Im Hinblick auf meine anstehende Mai-Bestellung dachte ich mir ich lese mal in zwei Western-Reihen rein, von denen ich mir die ersten Bände schon länger mal zum Reinschnuppern besorgt hatte. Ich wollte herausfinden an welchen ich dran bleibe, und welche ich vielleicht eher nicht weiterverfolge. Den Anfang machte Lincoln, denn nach sechs Ausgaben mit dem beinharten Durango stand mir der Sinn nach einem eher humorvollen Beitrag zum Western-Genre.

Also eins war ganz schnell klar, auf dem Ausmusterstapel landet dieses grandios lustige Familienprojekt keinesfalls!

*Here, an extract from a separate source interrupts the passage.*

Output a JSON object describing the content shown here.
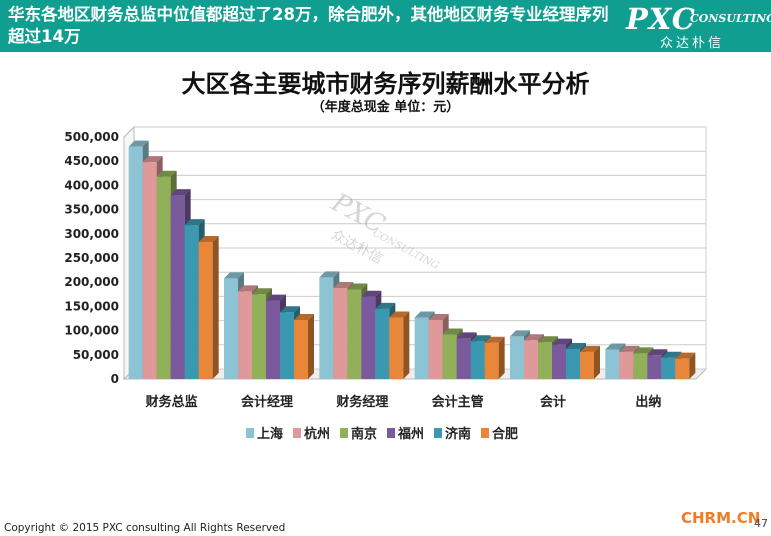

Familienprojekt weil der Antiheld Lincoln von Autor Olivier Jouvray geschrieben, von seinem Bruder Jérôme gezeichnet und dessen Frau Anne-Claire koloriert wird.
Zynisch, respektlos und mit pointierten Dialogen, angesiedelt zwischen kernigen Sprüchen und sprühendem Witz, der keineswegs platt, sondern durchaus intelligent daherkommt und so manches mal auch den ein oder anderen Denkanstoß mitgibt, gestaltet sich das erste Abenteuer um den grummeligen Cowboy Lincoln, der auch vor Raub nicht zurückschreckt um ein für ihn angenehmes Leben führen zu können. Im Grunde vermutet eine höhere Instanz allerdings doch einen guten Kern in dem Teilzeitbanditen/Kopfgeldjäger/Bordelldauergast und macht sich auf seine Seele für die gute Seite zu gewinnen. Hat mich in mancher Hinsicht an Joann Sfars Katze des Rabbiners erinnert, allerdings ohne das Religionsthema derart stark zu thematisieren. Ich bin äußerst angetan und freue mich, mir zum Kennenlernen gleich die ersten beiden Bände gesichert zu haben. In Kürze wird es also weiter gehen.

8,5/10

Wer sich selbst ein Bild machen möchte, Lincoln gibt es von S&L in diesem Jahr am 09. Mai zum Gratis-Comic-Tag. Kleine Leseproben findet Ihr auch hier:
Leseprobe Lincoln



Sláine 4 – Die Gruft des Schreckens



Mittendrin statt nur dabei, das scheint das Motto zu sein, dass sich Pat Mills für diesen vierten Band auf die Fahnen geschrieben hat, denn diesmal lesen wir nicht nur eine kriegerische Abenteuerstory, nein wir steigen gemeinsam mit Sláine hinab in die Katakomben, mehr noch, wir WERDEN zu Sláine. In einer Mischung aus klassischem Abenteuer-Spiel-Buch und AD&D Dungeon Crawler entscheiden wir selbst von Ausgabe zu Ausgabe bzw. später auch schon von Panel zu Panel wie und wo es weiter geht. Diese Entscheidungen nehmen zum einen Einfluss auf den Fortgang der Story, legen aber zu großen Teilen auch fest welche Kämpfe wir zu bestehen haben. Gefightet wird althergebracht mit Zettel, Stift und zwei Würfeln. Das Kampfsystem ist simpel, aber nicht minder spannend gestrickt und wenn man sich voll drauf einlässt wird man mit einer spannenden Monsterhatz belohnt.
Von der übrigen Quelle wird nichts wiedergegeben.